Points and Badges


Making a game from a process that is not a game is not an easy task. First, it can be seen as a way of exploitation or an attempt of manipulating people if you do it wrongly.

One of the key concepts is that Gamification works better around tasks that are usually boring or repetitive. I am a developer so I know that fixing old, ugly code is not cool. It is actually painful.

Quboo tries to help creating a process in which fixing legacy code and increase code coverage can be a bit more enjoyable. You can compete with other teams and get “symbolic rewards” every month (a nice t-shirt?).

I like Quboo as a developer because it spices up the process. But I also know other people that feels manipulated by it, that may happen. That should not be a problem since participating in the game should be optional. In any case, try to avoid making Quboo a serious topic: do not link it to company goals, do not use it for team/personal performance evaluation, do not scrum-ize it :slightly_smiling_face:.

It is important that, if you introduce this game in your organization, you explain it honestly: what you want to achieve and how to play. There will be people who like it and people who do not. Whatever the result is, feel free to share the feedback with me, I am really interested.

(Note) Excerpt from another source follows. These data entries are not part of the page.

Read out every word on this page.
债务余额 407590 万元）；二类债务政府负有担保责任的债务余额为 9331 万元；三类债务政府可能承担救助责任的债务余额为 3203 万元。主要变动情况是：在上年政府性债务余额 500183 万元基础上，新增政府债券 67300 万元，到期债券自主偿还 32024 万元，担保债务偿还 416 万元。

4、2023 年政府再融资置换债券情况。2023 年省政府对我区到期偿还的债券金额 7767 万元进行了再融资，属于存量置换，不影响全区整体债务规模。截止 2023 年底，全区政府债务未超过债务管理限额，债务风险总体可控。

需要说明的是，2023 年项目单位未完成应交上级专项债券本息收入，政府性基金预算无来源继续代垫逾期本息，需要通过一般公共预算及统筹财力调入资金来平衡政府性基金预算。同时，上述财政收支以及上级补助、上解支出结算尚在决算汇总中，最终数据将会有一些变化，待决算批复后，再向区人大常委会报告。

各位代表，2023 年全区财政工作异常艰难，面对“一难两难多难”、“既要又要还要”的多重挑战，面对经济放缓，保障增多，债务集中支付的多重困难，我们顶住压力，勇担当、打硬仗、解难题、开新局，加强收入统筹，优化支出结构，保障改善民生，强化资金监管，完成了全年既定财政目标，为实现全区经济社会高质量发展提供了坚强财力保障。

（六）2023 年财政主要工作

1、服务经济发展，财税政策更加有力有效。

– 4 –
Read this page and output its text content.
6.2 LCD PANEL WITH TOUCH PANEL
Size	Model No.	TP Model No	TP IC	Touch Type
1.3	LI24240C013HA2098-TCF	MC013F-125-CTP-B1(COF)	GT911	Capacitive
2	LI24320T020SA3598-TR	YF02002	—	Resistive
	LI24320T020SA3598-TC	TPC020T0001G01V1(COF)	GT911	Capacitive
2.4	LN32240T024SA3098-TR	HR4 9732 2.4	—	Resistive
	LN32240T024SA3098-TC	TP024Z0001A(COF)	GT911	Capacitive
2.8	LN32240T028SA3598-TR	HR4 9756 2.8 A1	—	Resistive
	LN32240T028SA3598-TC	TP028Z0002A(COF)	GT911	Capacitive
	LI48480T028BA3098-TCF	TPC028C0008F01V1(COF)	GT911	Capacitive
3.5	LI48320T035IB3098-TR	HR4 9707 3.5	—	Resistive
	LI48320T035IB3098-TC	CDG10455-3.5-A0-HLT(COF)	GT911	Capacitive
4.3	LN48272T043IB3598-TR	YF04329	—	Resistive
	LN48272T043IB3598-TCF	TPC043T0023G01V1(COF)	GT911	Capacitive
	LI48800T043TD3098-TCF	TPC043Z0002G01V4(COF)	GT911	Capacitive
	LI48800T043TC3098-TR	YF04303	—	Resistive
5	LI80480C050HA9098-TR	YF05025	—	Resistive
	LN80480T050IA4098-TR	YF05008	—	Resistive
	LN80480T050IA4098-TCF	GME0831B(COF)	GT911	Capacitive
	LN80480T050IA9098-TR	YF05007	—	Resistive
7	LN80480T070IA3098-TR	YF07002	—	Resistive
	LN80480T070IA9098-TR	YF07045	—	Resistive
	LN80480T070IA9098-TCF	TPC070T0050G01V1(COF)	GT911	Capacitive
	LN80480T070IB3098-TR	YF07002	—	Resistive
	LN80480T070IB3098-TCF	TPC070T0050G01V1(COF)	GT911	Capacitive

Take into account that the game -at this point- is only using Points, Badges and Leaderboards as Gamification tools. Even though these elements work, that is an oversimplification of how Gamification works. Hopefully, with your help, I can make it even better :wink:.

The Goal

Quboo is designed to improve Legacy Code and help you pay your technical debt. The idea is that you fix potential errors and bad practices that are making your code difficult to maintain. Those are tracked by Sonar, and that is why the game uses it as a source of information.

Defining a Legacy Date

You play Quboo only with old issues. Otherwise, it will be easy to score: you can fix your own bad practices as you introduce them.

Defining what is Old Code (or Legacy Code) can be simple: just take six months ago. Or you can base that date on something more meaningful for your organization: a previous release, for example. You could also set it to the first day on which you deploy the game.

Combining it with Gates

While you fix old code smells do not forget the new ones. Set a Quality Gate in Sonar and remember to tune it every now and then. If you got some improvement on Code Quality, you can set the bar higher!


The game is simple: if you fix a Sonar Issue that was created before the Legacy Date, you get points, and so does your team. The score you get is proportional to the amount of debt you are paying (calculated by Sonar).

If you want to make sure you get the score for the issues you resolve, you need to assign them to you using the Sonar Web interface before you resolve them.

Assigning issues in Sonar


Badges are just extra score - and a nice status.

  • Early Bird. Players who solve issues before a given date will get this badge. This is to encourage people to participate.
  • Unit Tester - Ranks. These badges are related to the Unit Test Coverage and there are different ranks defined. The more tests you fix, the more you score.